Zorunlu askerlik yaptığı sırada sosyal medyada Öcalan için “Serok Apo” paylaşımı gerekçe gösterilerek tutuklanan Atilla Sanka hakkında beraat kararı veren mahkeme, ifade özgürlüğünün “en çok müdahale ve sınırlamaya maruz kalan temel haklardan” olduğunu vurguladı.


 

Mezopotamya Ajansı’nın haberine göre sosyal medya paylaşımları gerekçesi ile 3 Mayıs 2017 tarihinde gözaltına alınarak tutuklanan er Atilla Sanka’nın, “Örgüt propagandası yapma” iddiası ile yargılandığı davada mahkeme beraat kararı verdi. Mahkeme gerekçeli kararında ise, “Düşünce ve ifade özgürlüğü” vurgusu yaptı.
 Olay Manisa’nın Turgutlu ilçesi Urganlı Jandarma Karakol Komutanlığı’nda zorunlu askerlik görevini yapan Atilla Sanka’nın sosyal medya paylaşımları gerekçesi ile üstleri tarafından ihbar edilmesi ile yaşandı. İhbar edilmesinin ardından Manisa Cumhuriyet Savcılığı tarafından Sanka hakkında soruşturma başlatıldı. Gözaltına alınan Sanka, sosyal medya paylaşımlarında PKK Lideri Abdullah Öcalan’dan “Serok Apo” diye söz etmesi, “Kürdistan” ibareli paylaşımlarda bulunması, PKK ambleminin bulunduğu “Her bijî Kurdistan” paylaşımını yapması nedeniyle “Örgüt propagandası yapmak” iddiası ile 4 Mayıs 2017’de tutuklandı.
Sanka hakkında 8 Eylül’de görülen ilk duruşmada beraat kararı veren Manisa 2. Ağır Ceza Mahkemesi, Sanka’nın tahliyesine karar verdi. Beraat kararının ardından gerekçeli kararını açıklayan mahkeme, Anayasa’nın 26. maddesi ve Avrupa İnsan Hakları ve Temel Özgürlüklerin Korunmasına Dair Sözleşme’nin 10. maddesi ile ifade özgürlüğünün teminat altına alındığına yer verdi. Mahkeme ayrıca ifade özgürlüğünü “Terörle mücadele kapsamında en çok müdahale ve sınırlamaya maruz kalan temel haklardan” diye tanımlayarak, “terörle mücadele” adı altında Uluslararası hukuktan kaynaklanan yükümlülüklerin ihmal edilemeyeceğini ifade etti.

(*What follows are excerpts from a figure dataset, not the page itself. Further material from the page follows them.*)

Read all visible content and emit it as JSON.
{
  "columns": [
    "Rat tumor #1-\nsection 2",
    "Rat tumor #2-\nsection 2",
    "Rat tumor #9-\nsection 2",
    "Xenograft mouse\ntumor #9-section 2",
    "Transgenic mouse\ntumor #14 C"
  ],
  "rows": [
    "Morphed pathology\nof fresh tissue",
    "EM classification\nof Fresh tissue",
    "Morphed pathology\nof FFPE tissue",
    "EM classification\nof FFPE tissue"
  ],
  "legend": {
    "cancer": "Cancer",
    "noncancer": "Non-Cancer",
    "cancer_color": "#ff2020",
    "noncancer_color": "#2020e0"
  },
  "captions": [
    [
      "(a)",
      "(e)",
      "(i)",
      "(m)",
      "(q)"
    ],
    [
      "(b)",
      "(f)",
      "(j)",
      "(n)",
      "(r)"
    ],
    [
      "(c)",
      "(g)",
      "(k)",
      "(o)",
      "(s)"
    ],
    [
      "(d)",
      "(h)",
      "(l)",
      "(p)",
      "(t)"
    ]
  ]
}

Gerekçeli kararında mahkeme şu ifadeleri kullandı: “İfade özgürlüğü sadece memnuniyetle karşılanan zararsız veya önemsiz sayılan insanların kayıtsız kalabileceği bilgi ve fikirler için değil, aynı zamanda demokratik toplumu şekillendiren çoğulculuğun, hoşgörünün ve geniş fikirliliğin doğasında bulunan bir gereklilik olarak saldırgan, şok eden, rahatsızlık veren veya ayrılık yaratabilen fikirler içinde uygulanabilmelidir. Bu açıklamalar ışığında somut olay değerlendirildiğinde; sanığın paylaşımlarının terör örgütlerinin cebir, şiddet veya tehdit içeren yöntemlerini meşru gösterecek övecek ya da teşvik edecek nitelikte olmadığı, eylemin Anayasamız, Avrupa İnsan Hakları ve Temel Özgürlüklerin Korunmasına İlişkin Sözleşme’de öngörülen ve Avrupa İnsan Hakları Mahkemesi kararları  ile Yargıtay’ın emsal kararlarıyla da desteklenen ifade hürriyetinin kullanılması kapsamında kaldığı anlaşılmakla, yasal unsurları oluşmayan terör örgütü propagandası yapma suçundan beraatine karar verildi.” (DemokratHaber)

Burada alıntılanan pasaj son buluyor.